In March 2020, a 51-year-old patient presented to her general physician with a fever, cough, chest pain, shortness of breath, muscle pain and a sudden loss of smell and taste. In a nasopharyngeal swab, SARS-CoV-2 was detected by a PCR test. The patient was placed in home quarantine for two weeks, and remained ill for another three weeks before returning back to work. In June 2020, the same symptoms reappeared, and a second nasopharyngeal swab was positive for SARS-CoV-2. The second COVID-19 episode was less intense and only lasted one week. In July 2020, SARS-Cov-2 antibodies were present in high concentrations. A control nasopharyngeal swab taken in August 2020 was PCR-negative for SARS-CoV-2.
Different lineages
On both occasions, the SARS-CoV-2 positive nasopharyngeal samples were sequenced in the Belgian coronavirus reference laboratory at KU Leuven to determine the full-length virus genomes. Eleven mutations were detected across the genomes of the two virus isolates. Molecular analysis clustered the two virus isolates in different SARS-CoV-2 lineages.
People who have lived through a SARS-CoV-2 infection should get vaccinated when a vaccine becomes available.

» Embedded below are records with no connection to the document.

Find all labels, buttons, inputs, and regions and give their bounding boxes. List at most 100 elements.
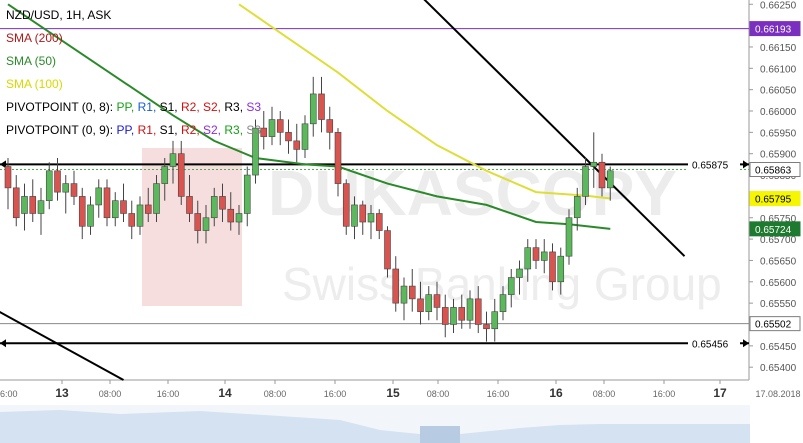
watermark-logo: [142, 148, 242, 306]
candle-body: [441, 307, 449, 325]
pivot-item-pp: PP,: [113, 100, 135, 114]
candle: [62, 175, 70, 214]
candle-body: [491, 311, 499, 330]
candle-body: [252, 127, 259, 176]
candle-body: [318, 93, 325, 120]
price-badge: [749, 221, 801, 237]
pivot-item-r1: R1,: [134, 123, 157, 137]
candle-body: [70, 183, 78, 197]
candle: [441, 294, 449, 338]
candle: [45, 162, 53, 210]
candle: [598, 153, 606, 197]
indicator-sma200[interactable]: SMA (200): [6, 27, 261, 50]
candle: [392, 256, 400, 312]
candle-body: [235, 213, 243, 223]
candle: [120, 183, 127, 223]
watermark-brand: DUKASCOPY: [268, 157, 677, 229]
candle: [400, 277, 408, 321]
candle: [243, 166, 251, 227]
candle: [450, 298, 457, 334]
candle-body: [62, 183, 70, 193]
price-badge-label: 0.65724: [755, 225, 792, 236]
candle: [549, 243, 556, 291]
x-tick-label: 16:00: [157, 389, 180, 399]
level-label-bg: [688, 157, 740, 172]
candle: [252, 119, 259, 184]
pivot-item-s3: S3: [243, 123, 262, 137]
candle-body: [582, 166, 589, 197]
candle: [227, 192, 235, 231]
x-tick-label: 13: [55, 386, 69, 400]
candle-body: [466, 298, 474, 321]
candle-body: [186, 196, 193, 214]
candle: [524, 239, 532, 282]
x-tick-label: 6:00: [0, 389, 18, 399]
candle: [367, 204, 375, 240]
candle: [70, 170, 78, 205]
candle-body: [499, 294, 507, 312]
pivot-item-r2: R2,: [177, 123, 200, 137]
candle-body: [144, 204, 152, 214]
pivot-item-r1: R1,: [134, 100, 157, 114]
candle-body: [169, 153, 177, 167]
candle: [29, 179, 37, 223]
indicator-sma100[interactable]: SMA (100): [6, 73, 261, 96]
pivot-item-r2: R2,: [177, 100, 200, 114]
candle-body: [474, 298, 482, 325]
price-badge: [749, 191, 801, 207]
candle: [103, 179, 111, 227]
x-tick-label: 14: [218, 386, 232, 400]
candle: [557, 247, 565, 295]
indicator-sma50[interactable]: SMA (50): [6, 50, 261, 73]
candle: [95, 179, 103, 218]
sma-yellow-line: [238, 3, 611, 200]
pivot-item-r3: R3,: [221, 100, 244, 114]
candle-body: [573, 196, 581, 219]
y-tick-label: 0.66050: [760, 86, 797, 97]
pivot-item-s1: S1,: [156, 100, 178, 114]
candle: [507, 268, 515, 308]
y-tick-label: 0.65900: [760, 150, 797, 161]
x-tick-label: 08:00: [264, 389, 287, 399]
trendline: [423, 0, 686, 257]
candle-body: [400, 285, 408, 304]
level-arrow-left: [0, 160, 6, 169]
candle: [342, 179, 350, 235]
horizontal-levels: 0.65875 0.65456: [0, 28, 749, 351]
candle: [78, 187, 86, 240]
candle-body: [392, 268, 400, 304]
candle-body: [359, 204, 367, 223]
level-arrow-right: [743, 339, 749, 348]
pivot-item-s1: S1,: [156, 123, 178, 137]
candle-body: [309, 93, 317, 125]
indicator-label: SMA (200): [6, 31, 63, 45]
candle: [483, 311, 490, 342]
candle: [516, 260, 523, 295]
candle: [532, 239, 540, 269]
chart-legend: NZD/USD, 1H, ASK SMA (200) SMA (50) SMA …: [6, 4, 261, 142]
y-tick-label: 0.65700: [760, 235, 797, 246]
candle: [573, 187, 581, 231]
price-badge: [749, 316, 801, 332]
candle-body: [268, 119, 276, 137]
candle: [408, 268, 416, 312]
candle: [235, 204, 243, 235]
pivot-item-s2: S2,: [199, 100, 222, 114]
y-tick-label: 0.65750: [760, 214, 797, 225]
candle: [268, 106, 276, 146]
candle-body: [375, 213, 383, 231]
x-tick-label: 16:00: [653, 389, 676, 399]
indicator-pivot-8[interactable]: PIVOTPOINT (0, 8): PP, R1, S1, R2, S2, R…: [6, 96, 261, 119]
candle-body: [227, 208, 235, 223]
candle: [334, 128, 342, 197]
candle-body: [29, 196, 37, 214]
indicator-pivot-9[interactable]: PIVOTPOINT (0, 9): PP, R1, S1, R2, S2, R…: [6, 119, 261, 142]
y-tick-label: 0.66100: [760, 64, 797, 75]
candle: [260, 111, 268, 150]
candle-body: [95, 187, 103, 206]
candle: [351, 196, 358, 240]
candle-body: [516, 268, 523, 278]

“The genetic differences and the time lag between the two infections suggest a re-infection rather than persisting viral shedding,” says professor Piet Maes.
Scientists in Hong-Kong recently described a patient that developed a second episode of COVID-19 after 142 days, but that second episode was asymptomatic. The Belgian patient developed a symptomatic COVID-19 episode only 93 days after the first infection.
Vaccination
“The fact that symptomatic reinfection can already occur 93 days after the first infection suggests that people who have recovered from a SARS-CoV-2 infection are not necessarily immune to or protected against re-infection with this coronavirus,” says professor Marc Van Ranst. “The possibility of re-infection may signal that people who have lived through a SARS-CoV-2 infection should nonetheless get vaccinated when a vaccine becomes available.”
The team of professor Van Ranst is currently working on a manuscript presenting their data. This paper will be uploaded on a preprint server ahead of publication and shared on this page as soon as it is available.